The Army’s Operating Concept during the latter part of the Cold War was “fight outnumbered and win.” This made sense when the principal adversary was the Warsaw Pact. It was simple, clear and focused on ways, means and ends. The new bumper sticker is “win in a complex world.” It is essentially meaningless. In view of the Army’s declining end strength, aging equipment and platforms, and the rise of new threats, it is likely that the Army again will have to fight and to do so outnumbered.
The character of the conflict and adversary in Southwest Asia propelled the Army to concentrate on ways of enhancing the survivability of its deployed forces. Out of this effort came the highly mobile Stryker with slat armor and, more recently, a double-V hull to defeat IEDs. There were tens of thousands of heavily armored mine-resistant ambush protected vehicles and uparmored Humvees. Electronic warfare focused entirely on ways of detecting and jamming remotely-controlled IEDs. The Army even adapted the Navy’s Phalanx close-in defense system to protect critical facilities against rocket attacks. Soldiers were provided with improved body armor.
The drive to enhance force protection and platform survivability is ongoing. The Army is seriously considering deploying active protection systems (APS) on at least a portion of its fleets of combat vehicles. APS systems such as the Israeli Trophy have proven highly effective against rocket-propelled grenades and anti-tank missiles. The Army is investing in a multi-mission launcher that can support the AMRAAM anti-aircraft missile as well as a future miniature hit-to-kill interceptor to counter rockets, artillery and mortars. The decades-old, open-topped M-113s are being replaced by a much more survivable Armored Multi-Purpose Vehicle based on the Bradley Infantry Fighting Vehicle. Army Aviation is deploying countermeasures to defeat infrared surface-to-air missiles and a navigation system for degraded vision environments.
But in order to fight outnumbered and win, the Army also must invest in near-term lethality enhancements to match its efforts in force protection and platform survivability. The Army recently undertook a short-term program in response to an urgent operational need from U.S. Army Europe to upgun some 80 Stryker vehicles with a new and more capable 30mm cannon. What about the rest of the fleet?
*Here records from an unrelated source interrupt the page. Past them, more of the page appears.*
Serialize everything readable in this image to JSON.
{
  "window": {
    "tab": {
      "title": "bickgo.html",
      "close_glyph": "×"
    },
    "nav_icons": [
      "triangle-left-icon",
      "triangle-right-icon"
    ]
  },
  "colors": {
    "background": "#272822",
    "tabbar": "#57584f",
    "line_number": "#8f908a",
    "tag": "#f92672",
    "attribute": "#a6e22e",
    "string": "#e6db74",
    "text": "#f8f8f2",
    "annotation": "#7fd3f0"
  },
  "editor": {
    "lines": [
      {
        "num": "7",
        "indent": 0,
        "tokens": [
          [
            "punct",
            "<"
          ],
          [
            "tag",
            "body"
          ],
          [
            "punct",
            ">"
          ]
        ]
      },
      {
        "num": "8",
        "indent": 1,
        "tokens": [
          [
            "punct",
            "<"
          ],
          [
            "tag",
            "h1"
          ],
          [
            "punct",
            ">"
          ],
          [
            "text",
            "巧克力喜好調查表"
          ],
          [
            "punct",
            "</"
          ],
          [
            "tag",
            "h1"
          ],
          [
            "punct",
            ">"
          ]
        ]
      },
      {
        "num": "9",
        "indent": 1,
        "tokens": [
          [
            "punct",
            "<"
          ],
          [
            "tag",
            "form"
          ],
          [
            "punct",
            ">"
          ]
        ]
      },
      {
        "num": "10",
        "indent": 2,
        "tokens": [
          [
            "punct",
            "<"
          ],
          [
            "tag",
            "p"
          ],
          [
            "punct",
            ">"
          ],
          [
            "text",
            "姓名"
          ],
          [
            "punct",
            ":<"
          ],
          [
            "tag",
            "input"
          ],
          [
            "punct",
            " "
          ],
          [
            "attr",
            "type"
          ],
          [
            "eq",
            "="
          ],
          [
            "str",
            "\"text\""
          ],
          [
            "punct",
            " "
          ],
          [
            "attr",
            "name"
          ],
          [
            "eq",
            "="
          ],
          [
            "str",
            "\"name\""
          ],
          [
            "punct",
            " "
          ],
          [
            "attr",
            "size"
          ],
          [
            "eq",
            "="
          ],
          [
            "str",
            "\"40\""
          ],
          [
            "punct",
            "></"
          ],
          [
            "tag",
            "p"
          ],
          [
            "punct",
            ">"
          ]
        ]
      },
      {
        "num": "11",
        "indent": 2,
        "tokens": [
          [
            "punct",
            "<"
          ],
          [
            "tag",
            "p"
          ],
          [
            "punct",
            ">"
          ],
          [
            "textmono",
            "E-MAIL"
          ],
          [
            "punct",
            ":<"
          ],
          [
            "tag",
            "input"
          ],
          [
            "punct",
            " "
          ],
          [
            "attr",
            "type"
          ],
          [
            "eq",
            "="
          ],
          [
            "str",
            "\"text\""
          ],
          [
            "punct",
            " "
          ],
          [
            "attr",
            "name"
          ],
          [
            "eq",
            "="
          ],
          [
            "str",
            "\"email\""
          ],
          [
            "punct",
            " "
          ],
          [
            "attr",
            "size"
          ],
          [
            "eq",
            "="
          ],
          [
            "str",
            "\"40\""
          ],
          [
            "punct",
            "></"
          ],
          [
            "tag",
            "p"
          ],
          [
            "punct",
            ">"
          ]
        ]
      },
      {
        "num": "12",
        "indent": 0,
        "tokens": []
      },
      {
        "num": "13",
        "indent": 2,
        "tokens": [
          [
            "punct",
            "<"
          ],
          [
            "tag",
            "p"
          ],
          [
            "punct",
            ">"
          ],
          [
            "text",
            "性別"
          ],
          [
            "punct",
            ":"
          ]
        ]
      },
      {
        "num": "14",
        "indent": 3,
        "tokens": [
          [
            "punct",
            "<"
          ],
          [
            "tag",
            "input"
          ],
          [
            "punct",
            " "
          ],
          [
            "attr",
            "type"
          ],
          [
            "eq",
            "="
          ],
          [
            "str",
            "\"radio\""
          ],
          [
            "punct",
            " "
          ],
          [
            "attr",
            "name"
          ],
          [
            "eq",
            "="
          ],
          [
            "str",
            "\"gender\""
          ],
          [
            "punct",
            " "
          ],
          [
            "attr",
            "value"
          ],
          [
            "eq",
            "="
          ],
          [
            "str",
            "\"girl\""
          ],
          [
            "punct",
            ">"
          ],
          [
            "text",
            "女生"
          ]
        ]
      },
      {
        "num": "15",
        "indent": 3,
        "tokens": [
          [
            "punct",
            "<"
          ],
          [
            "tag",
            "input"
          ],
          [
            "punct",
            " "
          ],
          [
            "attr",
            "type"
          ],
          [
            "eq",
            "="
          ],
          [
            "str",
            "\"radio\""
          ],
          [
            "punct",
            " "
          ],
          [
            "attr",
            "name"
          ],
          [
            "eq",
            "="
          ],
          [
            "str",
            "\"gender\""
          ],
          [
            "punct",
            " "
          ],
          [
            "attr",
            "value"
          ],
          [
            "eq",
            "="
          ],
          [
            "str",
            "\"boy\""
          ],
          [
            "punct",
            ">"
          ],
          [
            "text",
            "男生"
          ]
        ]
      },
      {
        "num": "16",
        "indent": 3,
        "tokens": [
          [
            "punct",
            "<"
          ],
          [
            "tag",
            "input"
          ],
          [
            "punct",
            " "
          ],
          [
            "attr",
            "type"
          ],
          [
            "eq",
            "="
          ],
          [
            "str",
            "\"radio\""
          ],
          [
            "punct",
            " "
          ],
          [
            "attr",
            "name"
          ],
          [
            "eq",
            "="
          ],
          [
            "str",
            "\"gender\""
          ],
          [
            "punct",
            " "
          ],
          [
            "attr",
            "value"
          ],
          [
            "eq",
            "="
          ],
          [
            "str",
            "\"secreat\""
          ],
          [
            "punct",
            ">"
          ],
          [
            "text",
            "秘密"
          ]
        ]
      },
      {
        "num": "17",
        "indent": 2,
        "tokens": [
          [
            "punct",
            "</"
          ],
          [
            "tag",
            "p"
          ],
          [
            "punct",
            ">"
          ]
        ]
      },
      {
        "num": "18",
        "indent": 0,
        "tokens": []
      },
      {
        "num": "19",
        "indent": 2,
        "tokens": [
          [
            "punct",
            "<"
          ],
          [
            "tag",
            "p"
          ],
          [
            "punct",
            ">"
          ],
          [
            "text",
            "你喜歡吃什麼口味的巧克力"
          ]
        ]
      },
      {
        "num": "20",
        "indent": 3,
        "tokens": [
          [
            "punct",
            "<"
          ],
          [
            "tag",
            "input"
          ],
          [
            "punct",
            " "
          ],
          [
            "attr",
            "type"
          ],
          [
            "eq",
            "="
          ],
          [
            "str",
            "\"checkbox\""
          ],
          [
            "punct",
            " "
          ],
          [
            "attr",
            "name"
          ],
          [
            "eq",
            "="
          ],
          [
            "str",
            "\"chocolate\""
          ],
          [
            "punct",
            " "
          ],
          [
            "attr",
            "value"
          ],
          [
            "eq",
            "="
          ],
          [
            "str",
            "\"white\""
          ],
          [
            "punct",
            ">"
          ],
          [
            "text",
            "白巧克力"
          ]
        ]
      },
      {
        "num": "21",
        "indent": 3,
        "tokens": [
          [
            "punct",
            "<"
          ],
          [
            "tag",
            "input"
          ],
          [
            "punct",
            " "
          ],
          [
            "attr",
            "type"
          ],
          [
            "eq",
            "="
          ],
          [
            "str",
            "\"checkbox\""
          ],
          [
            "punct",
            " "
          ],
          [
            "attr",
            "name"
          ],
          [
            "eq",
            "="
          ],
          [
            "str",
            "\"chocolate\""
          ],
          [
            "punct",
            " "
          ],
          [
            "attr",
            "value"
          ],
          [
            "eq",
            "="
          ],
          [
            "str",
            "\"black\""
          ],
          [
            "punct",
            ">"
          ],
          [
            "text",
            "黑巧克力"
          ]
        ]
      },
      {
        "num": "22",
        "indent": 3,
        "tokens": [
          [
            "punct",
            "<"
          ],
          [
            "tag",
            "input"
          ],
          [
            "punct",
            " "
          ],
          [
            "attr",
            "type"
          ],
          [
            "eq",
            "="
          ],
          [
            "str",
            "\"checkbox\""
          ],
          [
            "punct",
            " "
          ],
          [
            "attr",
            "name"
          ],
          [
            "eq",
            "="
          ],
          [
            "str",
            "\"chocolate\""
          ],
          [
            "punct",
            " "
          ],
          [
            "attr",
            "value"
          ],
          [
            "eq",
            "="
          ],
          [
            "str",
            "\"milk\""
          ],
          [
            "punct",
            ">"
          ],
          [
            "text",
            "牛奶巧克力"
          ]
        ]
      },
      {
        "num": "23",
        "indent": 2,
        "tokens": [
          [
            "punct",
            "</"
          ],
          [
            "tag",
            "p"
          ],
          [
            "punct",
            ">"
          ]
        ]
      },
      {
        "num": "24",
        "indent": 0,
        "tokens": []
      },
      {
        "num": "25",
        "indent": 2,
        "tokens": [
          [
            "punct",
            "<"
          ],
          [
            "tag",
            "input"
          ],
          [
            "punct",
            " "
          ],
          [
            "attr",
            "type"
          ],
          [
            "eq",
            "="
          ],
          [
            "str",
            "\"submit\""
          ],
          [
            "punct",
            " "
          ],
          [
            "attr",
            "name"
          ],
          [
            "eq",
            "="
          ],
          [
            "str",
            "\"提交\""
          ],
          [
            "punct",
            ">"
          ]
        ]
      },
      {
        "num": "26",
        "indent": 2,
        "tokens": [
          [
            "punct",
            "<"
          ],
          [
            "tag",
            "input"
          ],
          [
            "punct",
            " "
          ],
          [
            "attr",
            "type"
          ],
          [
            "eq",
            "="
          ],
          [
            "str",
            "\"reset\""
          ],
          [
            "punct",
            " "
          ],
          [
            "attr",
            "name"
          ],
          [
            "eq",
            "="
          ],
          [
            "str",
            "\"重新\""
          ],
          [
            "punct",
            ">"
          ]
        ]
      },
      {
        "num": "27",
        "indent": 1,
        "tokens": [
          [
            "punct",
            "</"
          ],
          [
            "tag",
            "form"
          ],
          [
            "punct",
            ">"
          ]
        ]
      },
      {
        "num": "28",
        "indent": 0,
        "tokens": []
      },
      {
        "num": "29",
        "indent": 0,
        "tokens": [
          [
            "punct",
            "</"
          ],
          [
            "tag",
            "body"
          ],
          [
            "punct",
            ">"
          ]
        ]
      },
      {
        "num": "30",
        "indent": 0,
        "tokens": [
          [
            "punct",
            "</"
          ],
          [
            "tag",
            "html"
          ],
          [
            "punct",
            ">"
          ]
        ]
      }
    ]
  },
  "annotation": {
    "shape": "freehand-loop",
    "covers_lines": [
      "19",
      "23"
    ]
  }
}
The possibility of mounting an anti-tank missile such as the Javelin on the Stryker also has been suggested.
The Army badly needs new precision munitions, the Multiple Launch Rocket System and mortar systems to defeat both enemy armor and also their rocket launchers and massed artillery. Plans to enhance the lethality of both the Bradley and the Abrams tank with sensor and targeting upgrades and, for the latter, a new multipurpose cannon round, need to be funded in the near-term. Directed energy weapons for tactical applications against hostile air threats, rockets and artillery are within reach. Then there is the need to match investments in advanced networking such as the WIN-T system with a new generation of electronic warfare capabilities that will render adversaries deaf, dumb and blind.
In counterinsurgency campaigns the goal, simply put, is to outlast the other side. Hence, the emphasis in Army modernization on survivability. In a serious conventional conflict with a near-peer, regional hegemon or capable non-state actor, this will not be enough. To fight and win outnumbered requires being more lethal than the adversary too.